I have to force myself to sit here and stare at it. To look into my fear and let it mock me with the possibility that it will beat me. That I won’t be able to start and it will remain perfectly fine. In its natural state. Blank. Therefore, I too will remain in my natural state. Afraid.

But, I know somewhere deep and primal, it is a matter of time and a test of will. That I can overcome my fear. That I have plenty to fill that empty space with. That it does not require some rare moment of clarity or enlightenment. That all it requires is the courage to write one word. Then, follow it with another. Pretty soon you have a sentence. Then, a paragraph. Then, soon enough, ideas will form. Those could turn into a letter. A post. An essay. Or, eventually, a book.

But that is true of waking up and getting out of bed in the morning too. We step into the same unknown. Anything could happen. Yet, we do that with little fear.

It starts right here — with every step and every page. For me. For everyone. Every day. A hole we are required to face our fears to fill.

Put it out there for people to read…

Look, don’t overthink this part. If you do, it is likely because you are avoiding facing the fear of putting it out there and letting people read it. And, I get that. Facing the blank page and filling it is hard. It is even harder to take the result of that courage and summoning more to publish it and risk criticism — or worse, apathy. I get it. I really do.

But, I see people fretting the platform on which to publish al the time. WordPress or Squarespace? Tumblr or Medium? Hosted yourself or somewhere else? Gah! It’s baffling to me.

Guess what? It doesn’t matter. What does matter is that wherever and whatever you post, you take ownership of what you put out there that you care about.

Taking ownership can mean many things to many people. What it means to me is that, wherever you decide to publish your work, you make sure you always retain the ability and right to put it out there for people to read no matter what changes may come. That starts at the blank page, not at the publish button.

One of my other sites, Minimal Mac, is published on Tumblr. Tumblr just happened to be the right way for me to execute my vision and purpose of the site. And, being that Tumblr is a free service whose business plan I don’t entirely understand, I have no illusions that Minimal Mac will be able to live there forever. But, it doesn’t matter. I own the domain and I own the writing that matters to me (i.e. the original work I have done for the site). If it suddenly goes FUBAR tomorrow I can rebuild it elsewhere. I own it.

In fact, everything here on my personal site could literally disappear into the ether tomorrow and it wouldn’t matter. Every single post exists as a text file backed up to no less than three separate places. It may be a pain in the butt, but I can rebuild that work anywhere. Heck, I could print it out and photocopy it and sell it via mail order. I own it.

See what I’m saying here? The platform that you publish on only matters as far as it being easy for you to publish to, easy for you to share that work (and for others to do so as well), and easy for people to find it and read.

Taking ownership means something deeper too…

You have to be able to stand behind what you write. You have to be able to be proud of it. This is why the “be yourself” part is so crucial. Because you will be less proud and take less ownership of what you put out there if it is not really who you are.

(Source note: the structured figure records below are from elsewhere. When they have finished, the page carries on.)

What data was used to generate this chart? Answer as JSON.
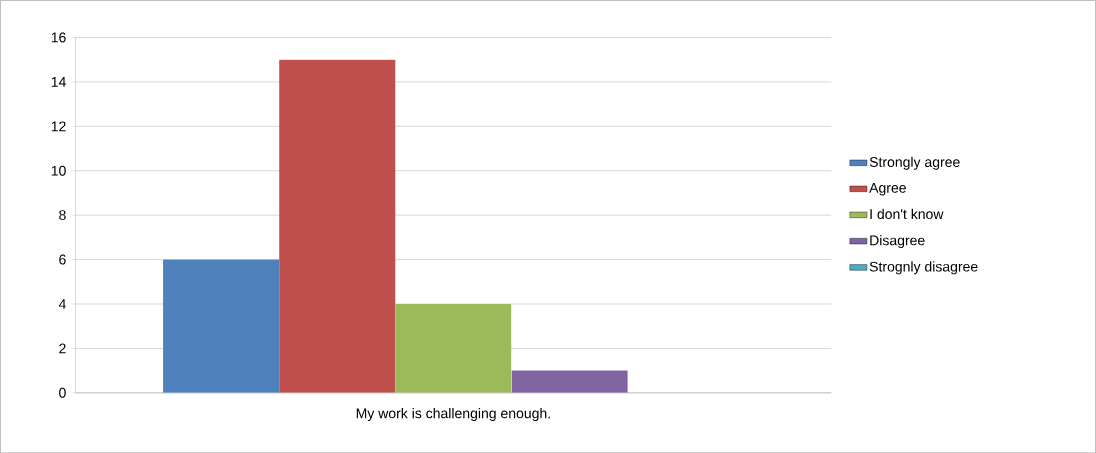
{
  "chart_data": {
    "type": "bar",
    "categories": [
      "My work is challenging enough."
    ],
    "series": [
      {
        "name": "Strongly agree",
        "color": "#4f81bd",
        "values": [
          6
        ]
      },
      {
        "name": "Agree",
        "color": "#c0504d",
        "values": [
          15
        ]
      },
      {
        "name": "I don't know",
        "color": "#9bbb59",
        "values": [
          4
        ]
      },
      {
        "name": "Disagree",
        "color": "#8064a2",
        "values": [
          1
        ]
      },
      {
        "name": "Strognly disagree",
        "color": "#4bacc6",
        "values": [
          0
        ]
      }
    ],
    "ylim": [
      0,
      16
    ],
    "yticks": [
      0,
      2,
      4,
      6,
      8,
      10,
      12,
      14,
      16
    ],
    "grid": "y",
    "legend": "right"
  }
}
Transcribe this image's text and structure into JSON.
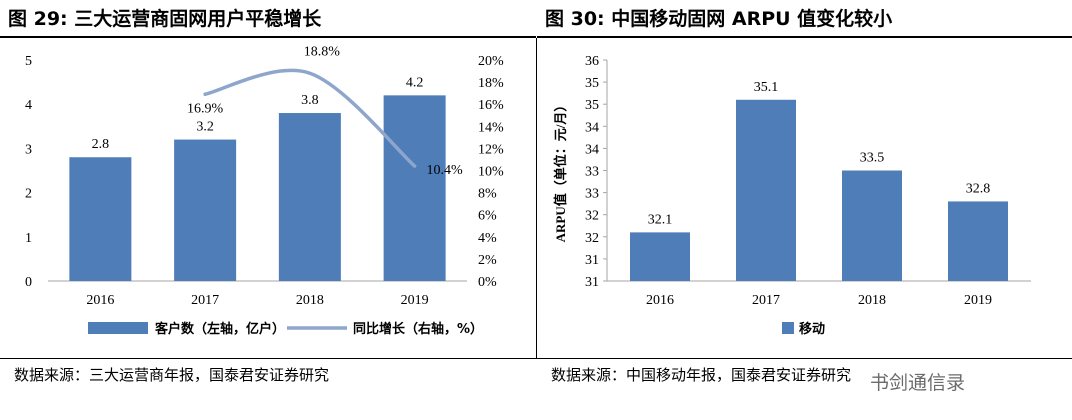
{
  "left": {
    "title": "图 29:  三大运营商固网用户平稳增长",
    "source": "数据来源：三大运营商年报，国泰君安证券研究"
  },
  "right": {
    "title": "图 30:  中国移动固网 ARPU 值变化较小",
    "source": "数据来源：中国移动年报，国泰君安证券研究"
  },
  "watermark": "书剑通信录",
  "chart_data": [
    {
      "type": "bar",
      "categories": [
        "2016",
        "2017",
        "2018",
        "2019"
      ],
      "series": [
        {
          "name": "客户数（左轴，亿户）",
          "type": "bar",
          "axis": "left",
          "values": [
            2.8,
            3.2,
            3.8,
            4.2
          ],
          "labels": [
            "2.8",
            "3.2",
            "3.8",
            "4.2"
          ],
          "color": "#4f7db8"
        },
        {
          "name": "同比增长（右轴，%）",
          "type": "line",
          "axis": "right",
          "x": [
            "2017",
            "2018",
            "2019"
          ],
          "values": [
            16.9,
            18.8,
            10.4
          ],
          "labels": [
            "16.9%",
            "18.8%",
            "10.4%"
          ],
          "color": "#8ea6cc"
        }
      ],
      "y_left": {
        "ylim": [
          0,
          5
        ],
        "ticks": [
          "0",
          "1",
          "2",
          "3",
          "4",
          "5"
        ]
      },
      "y_right": {
        "ylim": [
          0,
          20
        ],
        "ticks": [
          "0%",
          "2%",
          "4%",
          "6%",
          "8%",
          "10%",
          "12%",
          "14%",
          "16%",
          "18%",
          "20%"
        ]
      },
      "legend_position": "bottom"
    },
    {
      "type": "bar",
      "categories": [
        "2016",
        "2017",
        "2018",
        "2019"
      ],
      "series": [
        {
          "name": "移动",
          "values": [
            32.1,
            35.1,
            33.5,
            32.8
          ],
          "labels": [
            "32.1",
            "35.1",
            "33.5",
            "32.8"
          ],
          "color": "#4f7db8"
        }
      ],
      "ylabel": "ARPU值（单位：元/月）",
      "ylim": [
        31,
        36
      ],
      "ticks": [
        "31",
        "31",
        "32",
        "32",
        "33",
        "33",
        "34",
        "34",
        "35",
        "35",
        "36"
      ],
      "legend_position": "bottom"
    }
  ]
}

This is not a popularity contest. No one is going to give you a tiara for congeniality if that is not who you naturally are. If you are cranky and cantankerous and curmudgeonly, own that. People will come to read what you have to say if you do. Even if you piss them off they will at least be able to rationalize that with who you are. I can point to plenty of online and offline writers who fit this mold perfectly. People did not tune into the last five minutes of the TV show 60 Minutes for years to see Andy Rooney be kind and gracious and forgiving. That was not who he was. And, because he was who he was, people loved him for it.

In order to own your work you must first own who you are.